Cardiac output (CO) is an essential component of hemodynamics, allowing to assess how efficiently the cardiovascular function can meet the body’s demand in blood flow. However, current available methods for measuring CO are either invasive or complex to implement. Hence, the aim of the study was to evaluate the capability of a non-invasive approach utilizing inductive plethysmography (IP) for estimating CO. By employing a jacketed external telemetry (DECRO® system by ETISENSE), embedding ultra high resolution IP sensors, small trunk volume variations, called “Blood Shift”, corresponding to the displacement of blood in the organism are measured. This represents an estimate of stroke volume (SV❜), which allows CO estimation (CO❜=SV❜×HR), since the heart rate (HR) can be derived from the external electrocardiogram (ECG) integrated into the jacket.
A pharmacological protocol with a hemodynamic challenge was performed in 10 anesthetized (2%/2.5% isoflurane) male Wistar rats (10 weeks, 355 g) under spontaneous ventilation. The animals were equipped with the jacke t and surface electrodes (under the jacket) for ECG recording. Left ventricular pressure (LV) and arterial pressure (AP) were assessed using a Millar and Edwards probe, respectively. The protocol consisted of continuous intravenous (i.v.) infusions of 12.5 µg/mL of dobutamine (beta stimulant) at ascending infusion rates of 4 6 and 8 mL/h. Pharmacological recovery was achieved by injection of 3 µmol/kg (1 mL/kg i.v) of dl propranolol (non selective beta blocker). Developed ventricular pressure (LVP) and mean arterial pressure (MAP) were calculated from LV and AP signals, respectively . Blood shift was extracted from the IP signal, and SV❜ was estimated using an average cardiac pattern derived from multiple cycles. CO❜ was then estimated throughout the entire duration of the protocol and statistical significance of variations was assessed.

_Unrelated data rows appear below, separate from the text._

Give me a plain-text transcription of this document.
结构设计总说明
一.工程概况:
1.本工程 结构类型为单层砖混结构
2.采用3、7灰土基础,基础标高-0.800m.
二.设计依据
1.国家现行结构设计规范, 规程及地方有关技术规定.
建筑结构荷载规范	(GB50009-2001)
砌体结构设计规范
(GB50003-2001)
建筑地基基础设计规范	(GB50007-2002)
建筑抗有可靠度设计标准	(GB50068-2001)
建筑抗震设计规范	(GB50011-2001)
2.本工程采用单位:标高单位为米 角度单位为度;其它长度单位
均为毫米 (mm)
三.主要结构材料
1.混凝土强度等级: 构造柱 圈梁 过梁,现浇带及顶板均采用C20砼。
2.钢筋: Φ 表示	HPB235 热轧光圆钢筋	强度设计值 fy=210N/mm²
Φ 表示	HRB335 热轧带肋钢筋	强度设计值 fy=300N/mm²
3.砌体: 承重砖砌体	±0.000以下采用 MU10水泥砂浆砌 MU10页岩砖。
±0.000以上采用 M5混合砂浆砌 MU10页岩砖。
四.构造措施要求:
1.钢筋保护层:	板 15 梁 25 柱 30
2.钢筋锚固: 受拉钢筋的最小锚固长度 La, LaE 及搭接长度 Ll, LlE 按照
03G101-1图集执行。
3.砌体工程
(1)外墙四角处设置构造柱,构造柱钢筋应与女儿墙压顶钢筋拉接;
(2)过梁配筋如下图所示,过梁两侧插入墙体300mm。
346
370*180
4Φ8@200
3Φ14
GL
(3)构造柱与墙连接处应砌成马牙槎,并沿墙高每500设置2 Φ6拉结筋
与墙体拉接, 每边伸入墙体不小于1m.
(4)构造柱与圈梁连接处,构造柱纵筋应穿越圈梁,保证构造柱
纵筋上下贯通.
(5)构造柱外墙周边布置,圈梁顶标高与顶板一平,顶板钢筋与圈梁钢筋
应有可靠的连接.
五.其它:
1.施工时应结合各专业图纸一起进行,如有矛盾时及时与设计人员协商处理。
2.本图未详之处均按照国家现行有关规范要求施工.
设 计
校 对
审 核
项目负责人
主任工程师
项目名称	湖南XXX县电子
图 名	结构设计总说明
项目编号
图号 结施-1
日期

A significant increase (p<0.01) in LVP, HR and CO❜, along with a significant decrease (p<0.01) in MAP were observed between the baseline and dobutamine infusion rates (6 and 8 mL/h), while a significant decrease (p<0.01) was observed in all variables (LVP, MAP, CO❜ and HR) between the baseline and the
recovery phase (dl-propranolol).
These results provide evidence that IP has the capability to capture the expected effects of reference drugs. Further studies are needed to validate this technique in non anesthetized small or medium size animals.